There is even a Yahoo! Group of RoweCom Creditors, located at http://www.groups.yahoo.com.group/rowecomcreditors/.

Don't forget https://www.infotoday.com/newsbreaks. Information Today Inc.'s newsbreaks broke the story on the divine/Rowecom fiasco! Sign up at https://www.infotoday.com/newslink/default.shtml to receive regular alerts linked to Newsbreak stories.

Don't want lots of e-newsletters? Schedule a quarterly or monthly search of each organization's Web site for vendors that have caused you problems. Chances are, these vendors have begun to irritate other librarians, who have already started the investigatory wheels turning.



Footnotes
1 See www.infotoday.com/it/feb03/hane1.htm.

2 Organizations that are proud of their credit rating will often share it.

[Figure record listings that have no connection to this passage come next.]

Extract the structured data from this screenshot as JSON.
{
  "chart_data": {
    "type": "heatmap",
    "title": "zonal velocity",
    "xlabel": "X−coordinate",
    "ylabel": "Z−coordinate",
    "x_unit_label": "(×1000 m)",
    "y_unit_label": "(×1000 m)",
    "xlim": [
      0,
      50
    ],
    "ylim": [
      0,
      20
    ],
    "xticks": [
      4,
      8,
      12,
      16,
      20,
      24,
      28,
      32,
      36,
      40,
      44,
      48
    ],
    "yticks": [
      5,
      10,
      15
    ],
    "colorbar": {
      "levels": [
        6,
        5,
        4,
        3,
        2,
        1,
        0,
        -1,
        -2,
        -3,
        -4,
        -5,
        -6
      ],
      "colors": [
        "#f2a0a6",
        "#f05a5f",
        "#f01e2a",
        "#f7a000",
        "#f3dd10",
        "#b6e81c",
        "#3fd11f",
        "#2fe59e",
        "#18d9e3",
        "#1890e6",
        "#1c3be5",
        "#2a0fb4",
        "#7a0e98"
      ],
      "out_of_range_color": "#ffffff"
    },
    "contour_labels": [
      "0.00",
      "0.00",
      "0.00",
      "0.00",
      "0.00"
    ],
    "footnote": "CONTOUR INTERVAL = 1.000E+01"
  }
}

EBSCO reported its Dun & Bradstreet financial strength rating of 5A1—the highest awarded. See "Focus on Serials," 7 Information Outlook 15 (April 1, 2003) or 2003 WL 13715917

3 For a short but excellent overview of many causes of company bankruptcies, see a summary of Bobby Tomlin's speech, "How to Spot Bankrupt Customers Before They Take You to the Cleaners" in Managing Credit Receivables & Collections 5 (August 2001).